Pour le second tour de l’élection présidentielle, tous les conseillers se sont mobilisés : Alain Peyrefitte, ministre de l’Information, Michel Debré, Georges Pompidou, Étienne Burin des Roziers, Gilbert Pérol, aussi, chargé du Service de presse à l’Élysée, et qui conseille, plutôt que les monologues, des entretiens avec Michel Droit.

Et les Français découvrent, avec stupeur et ravissement, un de Gaulle insoupçonné : sarcastique, malicieux, retors, acide, familier…

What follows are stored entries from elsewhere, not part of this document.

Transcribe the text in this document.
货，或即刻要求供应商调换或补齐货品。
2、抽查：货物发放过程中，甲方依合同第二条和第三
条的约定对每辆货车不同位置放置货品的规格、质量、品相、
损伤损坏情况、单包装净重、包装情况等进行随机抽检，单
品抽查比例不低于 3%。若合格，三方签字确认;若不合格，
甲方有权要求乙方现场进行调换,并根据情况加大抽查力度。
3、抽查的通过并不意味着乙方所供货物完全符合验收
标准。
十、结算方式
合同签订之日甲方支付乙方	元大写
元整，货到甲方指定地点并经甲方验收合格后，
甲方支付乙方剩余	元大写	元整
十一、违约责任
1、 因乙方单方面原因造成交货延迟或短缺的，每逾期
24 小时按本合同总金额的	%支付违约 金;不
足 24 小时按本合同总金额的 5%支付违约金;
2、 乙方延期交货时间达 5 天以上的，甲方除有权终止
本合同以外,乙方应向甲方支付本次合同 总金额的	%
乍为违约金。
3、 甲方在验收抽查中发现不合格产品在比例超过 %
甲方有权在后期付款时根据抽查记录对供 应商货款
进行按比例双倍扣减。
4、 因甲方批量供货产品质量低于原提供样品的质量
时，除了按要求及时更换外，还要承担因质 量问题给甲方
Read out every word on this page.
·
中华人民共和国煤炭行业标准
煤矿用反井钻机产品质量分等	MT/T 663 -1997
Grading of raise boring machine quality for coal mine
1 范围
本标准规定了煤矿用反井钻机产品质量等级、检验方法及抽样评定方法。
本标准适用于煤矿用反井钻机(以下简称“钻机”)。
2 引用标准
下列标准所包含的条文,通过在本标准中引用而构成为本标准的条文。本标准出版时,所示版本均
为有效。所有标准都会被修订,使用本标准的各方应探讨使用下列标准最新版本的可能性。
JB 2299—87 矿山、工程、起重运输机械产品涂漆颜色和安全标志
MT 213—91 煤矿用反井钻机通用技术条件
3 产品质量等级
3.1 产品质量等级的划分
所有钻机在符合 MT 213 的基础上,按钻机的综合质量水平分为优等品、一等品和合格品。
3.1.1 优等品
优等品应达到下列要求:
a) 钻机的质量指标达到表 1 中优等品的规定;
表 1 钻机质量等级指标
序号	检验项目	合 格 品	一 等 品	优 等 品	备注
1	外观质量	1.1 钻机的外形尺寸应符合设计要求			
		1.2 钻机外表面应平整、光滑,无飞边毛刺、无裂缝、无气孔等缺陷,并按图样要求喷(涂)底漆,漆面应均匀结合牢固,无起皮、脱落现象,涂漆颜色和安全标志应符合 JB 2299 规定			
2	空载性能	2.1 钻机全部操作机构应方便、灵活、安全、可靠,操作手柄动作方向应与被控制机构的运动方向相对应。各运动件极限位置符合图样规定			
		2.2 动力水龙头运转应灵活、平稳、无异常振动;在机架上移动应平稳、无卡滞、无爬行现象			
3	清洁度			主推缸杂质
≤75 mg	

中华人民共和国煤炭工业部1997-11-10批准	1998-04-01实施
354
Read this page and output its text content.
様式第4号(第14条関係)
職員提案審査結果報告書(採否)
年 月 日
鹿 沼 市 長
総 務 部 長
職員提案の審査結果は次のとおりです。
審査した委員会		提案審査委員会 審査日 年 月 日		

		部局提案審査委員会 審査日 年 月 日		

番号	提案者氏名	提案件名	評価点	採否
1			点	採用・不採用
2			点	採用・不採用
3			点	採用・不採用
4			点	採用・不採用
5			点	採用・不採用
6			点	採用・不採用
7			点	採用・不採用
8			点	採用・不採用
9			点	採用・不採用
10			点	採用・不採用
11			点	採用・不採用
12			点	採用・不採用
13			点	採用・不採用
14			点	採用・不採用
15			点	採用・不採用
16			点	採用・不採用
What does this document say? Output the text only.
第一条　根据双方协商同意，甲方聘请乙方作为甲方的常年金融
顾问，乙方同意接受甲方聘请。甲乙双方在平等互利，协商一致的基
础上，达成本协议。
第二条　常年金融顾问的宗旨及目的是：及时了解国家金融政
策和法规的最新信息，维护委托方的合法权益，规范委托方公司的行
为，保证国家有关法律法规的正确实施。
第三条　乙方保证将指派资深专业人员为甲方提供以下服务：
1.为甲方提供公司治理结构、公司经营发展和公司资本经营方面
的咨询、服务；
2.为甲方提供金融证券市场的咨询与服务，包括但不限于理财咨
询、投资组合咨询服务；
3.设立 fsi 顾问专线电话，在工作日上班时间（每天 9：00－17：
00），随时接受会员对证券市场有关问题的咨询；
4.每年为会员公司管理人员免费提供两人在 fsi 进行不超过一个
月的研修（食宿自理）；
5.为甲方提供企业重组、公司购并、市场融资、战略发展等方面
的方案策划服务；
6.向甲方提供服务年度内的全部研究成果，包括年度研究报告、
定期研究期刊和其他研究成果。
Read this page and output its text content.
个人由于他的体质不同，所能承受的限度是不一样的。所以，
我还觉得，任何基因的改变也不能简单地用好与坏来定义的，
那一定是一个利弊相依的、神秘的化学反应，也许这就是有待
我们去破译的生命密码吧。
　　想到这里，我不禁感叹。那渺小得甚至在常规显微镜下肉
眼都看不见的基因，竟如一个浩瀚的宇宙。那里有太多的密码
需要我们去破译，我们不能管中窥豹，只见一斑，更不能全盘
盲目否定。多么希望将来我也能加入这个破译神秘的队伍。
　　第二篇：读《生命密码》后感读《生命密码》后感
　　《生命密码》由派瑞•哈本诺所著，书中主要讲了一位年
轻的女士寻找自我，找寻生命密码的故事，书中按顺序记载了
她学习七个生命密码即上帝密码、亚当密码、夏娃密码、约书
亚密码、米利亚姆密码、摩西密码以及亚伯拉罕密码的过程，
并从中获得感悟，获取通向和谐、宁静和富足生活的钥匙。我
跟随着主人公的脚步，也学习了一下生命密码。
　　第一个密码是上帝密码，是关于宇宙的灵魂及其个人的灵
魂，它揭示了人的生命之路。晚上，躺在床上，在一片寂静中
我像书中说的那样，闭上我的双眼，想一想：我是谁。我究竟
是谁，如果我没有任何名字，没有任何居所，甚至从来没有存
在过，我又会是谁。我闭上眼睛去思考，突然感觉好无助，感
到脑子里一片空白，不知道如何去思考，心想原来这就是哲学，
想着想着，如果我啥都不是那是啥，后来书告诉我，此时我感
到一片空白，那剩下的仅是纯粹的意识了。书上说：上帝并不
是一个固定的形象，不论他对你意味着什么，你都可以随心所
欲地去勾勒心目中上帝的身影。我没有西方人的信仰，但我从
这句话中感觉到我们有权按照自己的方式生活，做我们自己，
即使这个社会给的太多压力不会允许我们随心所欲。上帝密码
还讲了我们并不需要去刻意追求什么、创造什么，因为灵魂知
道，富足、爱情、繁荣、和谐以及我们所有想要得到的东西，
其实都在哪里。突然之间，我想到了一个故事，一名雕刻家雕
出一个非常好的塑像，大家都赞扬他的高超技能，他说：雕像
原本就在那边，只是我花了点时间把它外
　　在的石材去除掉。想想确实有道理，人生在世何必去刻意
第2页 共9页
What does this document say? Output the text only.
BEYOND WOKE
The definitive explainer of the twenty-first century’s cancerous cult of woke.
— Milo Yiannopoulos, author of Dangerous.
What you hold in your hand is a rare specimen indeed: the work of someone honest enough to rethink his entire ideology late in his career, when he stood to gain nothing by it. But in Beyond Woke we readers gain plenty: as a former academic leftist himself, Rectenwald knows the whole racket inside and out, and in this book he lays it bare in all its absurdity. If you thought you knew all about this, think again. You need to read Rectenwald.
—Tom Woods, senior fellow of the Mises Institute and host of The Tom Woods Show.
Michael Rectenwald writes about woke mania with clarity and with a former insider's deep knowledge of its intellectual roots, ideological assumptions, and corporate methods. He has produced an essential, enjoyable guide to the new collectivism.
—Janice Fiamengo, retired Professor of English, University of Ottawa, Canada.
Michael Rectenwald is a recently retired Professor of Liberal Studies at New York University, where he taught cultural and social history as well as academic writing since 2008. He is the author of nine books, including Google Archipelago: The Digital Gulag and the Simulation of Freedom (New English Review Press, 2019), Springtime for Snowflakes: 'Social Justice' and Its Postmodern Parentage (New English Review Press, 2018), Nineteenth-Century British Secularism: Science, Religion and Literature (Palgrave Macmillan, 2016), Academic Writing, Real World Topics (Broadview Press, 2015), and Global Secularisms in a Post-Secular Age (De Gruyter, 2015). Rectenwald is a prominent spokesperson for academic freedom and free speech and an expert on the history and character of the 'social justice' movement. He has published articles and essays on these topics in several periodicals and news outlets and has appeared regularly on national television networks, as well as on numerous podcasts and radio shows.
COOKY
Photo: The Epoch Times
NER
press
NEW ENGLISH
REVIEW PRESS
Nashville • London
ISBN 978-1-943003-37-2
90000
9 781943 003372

Seul le Général n’est pas satisfait :

« Vous m’avez fait mettre en pyjama devant les Français », reproche-t-il à Galichon, son directeur de Cabinet.

* * *

À la veille d’un voyage présidentiel en Bretagne, Jacques Narbonne, chargé de mission au Cabinet du Général, vient lui remettre un épais dossier sur la région : géographie, économie, populations, traditions…

De Gaulle s’emporte :

« Qu’est-ce que vous voulez que je fasse de tout ça ? Je ne vais pas voir les Bretons pour leur parler de la Bretagne ! Je vais voir les Bretons pour leur parler de la France ! »

* * *

Le Général supportait mal les prétentions à la gloire partagée de celles qu’il avait appelées un jour « les veuves abusives. »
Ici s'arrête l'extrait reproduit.